Cyber Threat Actor: Prometheus
| Actor Type | Location | Known Incidents |
Crime Syndicate
|
Russia
|
2 incidents |
|---|
Profile
Prometheusis a ransomware group that operates under the alias Prometheus and is based in Russia. The group has publicly affiliated itself with the REvil ransomware operation, indicating a criminal consortium relationship rather than a state sponsor. Its known activities have focused on the manufacturing sector, as evidenced by an attack on a manufacturing organization in June 2021. The strategic objective of these operations appears to be financial gain through the deployment of ransomware that encrypts victim data and demands payment for decryption. No public reporting links the group to espionage or disruptive goals beyond the financial motive inherent in ransomware campaigns. The group's location and affiliation are the only geographic and organizational details explicitly provided in the source material. A blog hosted by the group was discovered on the darkweb by the Cyble Research team and described in an article published on June 5 2021.
In the June 2021 incident, Prometheus deployed a ransomware variant named Thanos, which is a 32‑bit .NET executable featuring obfuscated code and base64‑encoded strings. The malware terminates processes such as excel.exe and steam.exe, stops and starts services, modifies firewall rules, and employs AES encryption to lock files. After encryption, Thanos drops ransom notes in both HTA and plain‑text formats, a tactic observed in the analyzed sample.

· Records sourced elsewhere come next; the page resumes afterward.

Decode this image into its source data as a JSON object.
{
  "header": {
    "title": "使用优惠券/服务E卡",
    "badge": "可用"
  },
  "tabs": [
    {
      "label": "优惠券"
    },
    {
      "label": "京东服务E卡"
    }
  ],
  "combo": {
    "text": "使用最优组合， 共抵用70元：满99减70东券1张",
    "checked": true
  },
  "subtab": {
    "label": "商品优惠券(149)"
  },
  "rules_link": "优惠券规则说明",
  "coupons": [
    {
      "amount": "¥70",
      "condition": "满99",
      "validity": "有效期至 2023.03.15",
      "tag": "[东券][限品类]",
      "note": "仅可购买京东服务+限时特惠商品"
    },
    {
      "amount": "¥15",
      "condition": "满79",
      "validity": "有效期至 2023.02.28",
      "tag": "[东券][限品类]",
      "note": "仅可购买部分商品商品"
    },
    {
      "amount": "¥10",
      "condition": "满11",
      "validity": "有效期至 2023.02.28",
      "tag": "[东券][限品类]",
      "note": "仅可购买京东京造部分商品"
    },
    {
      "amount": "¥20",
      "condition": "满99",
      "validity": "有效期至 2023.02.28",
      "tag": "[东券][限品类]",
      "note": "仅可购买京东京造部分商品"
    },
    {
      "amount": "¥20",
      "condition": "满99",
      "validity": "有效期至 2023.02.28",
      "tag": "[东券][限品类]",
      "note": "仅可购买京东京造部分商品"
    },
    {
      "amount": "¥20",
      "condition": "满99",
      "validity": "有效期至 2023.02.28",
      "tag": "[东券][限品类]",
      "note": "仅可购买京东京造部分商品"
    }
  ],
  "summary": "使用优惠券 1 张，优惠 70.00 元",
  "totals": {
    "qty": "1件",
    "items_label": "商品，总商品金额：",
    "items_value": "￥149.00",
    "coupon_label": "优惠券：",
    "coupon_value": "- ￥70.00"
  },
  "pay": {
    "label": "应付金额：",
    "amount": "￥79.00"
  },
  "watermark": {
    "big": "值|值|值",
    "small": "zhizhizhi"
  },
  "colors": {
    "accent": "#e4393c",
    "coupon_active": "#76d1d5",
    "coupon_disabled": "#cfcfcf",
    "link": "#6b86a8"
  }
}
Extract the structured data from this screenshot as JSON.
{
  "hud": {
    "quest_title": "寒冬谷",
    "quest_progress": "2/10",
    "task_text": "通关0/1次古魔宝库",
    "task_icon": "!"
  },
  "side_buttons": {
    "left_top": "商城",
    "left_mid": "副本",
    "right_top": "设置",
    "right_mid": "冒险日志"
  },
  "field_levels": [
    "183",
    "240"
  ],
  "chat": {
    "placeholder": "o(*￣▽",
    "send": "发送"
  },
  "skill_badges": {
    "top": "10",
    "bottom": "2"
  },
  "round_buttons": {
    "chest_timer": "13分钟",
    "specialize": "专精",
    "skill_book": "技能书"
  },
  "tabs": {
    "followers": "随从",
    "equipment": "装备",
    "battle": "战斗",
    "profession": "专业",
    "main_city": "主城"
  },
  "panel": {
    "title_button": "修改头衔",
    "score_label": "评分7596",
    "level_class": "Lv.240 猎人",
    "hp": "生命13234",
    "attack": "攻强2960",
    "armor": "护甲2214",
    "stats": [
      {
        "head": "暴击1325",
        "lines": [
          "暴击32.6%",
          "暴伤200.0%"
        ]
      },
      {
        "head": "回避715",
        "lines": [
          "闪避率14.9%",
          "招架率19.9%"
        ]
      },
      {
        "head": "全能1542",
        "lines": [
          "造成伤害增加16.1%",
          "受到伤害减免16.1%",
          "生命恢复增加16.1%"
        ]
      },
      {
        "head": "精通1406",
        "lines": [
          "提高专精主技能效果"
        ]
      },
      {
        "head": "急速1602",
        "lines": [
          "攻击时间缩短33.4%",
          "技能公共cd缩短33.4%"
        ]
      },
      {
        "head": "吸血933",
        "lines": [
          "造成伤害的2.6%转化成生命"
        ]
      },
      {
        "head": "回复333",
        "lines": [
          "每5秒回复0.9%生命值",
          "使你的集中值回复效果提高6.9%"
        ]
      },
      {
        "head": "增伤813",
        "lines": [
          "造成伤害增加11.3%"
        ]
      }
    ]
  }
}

The attack also included plaintext strings that confirm the ransomware’s functionality and demonstrate deliberate service interruptions intended to increase pressure on the victim prior to encryption. Analysis of the sample yielded specific SHA256 hash indicators of compromise that were listed in the reporting. The associated article also provided best‑practice recommendations for mitigating ransomware attacks. No details about initial access vectors, such as phishing or exploit kits, are mentioned in the available reports. The described TTPs represent the only confirmed technical behaviors attributed to Prometheus in the provided context.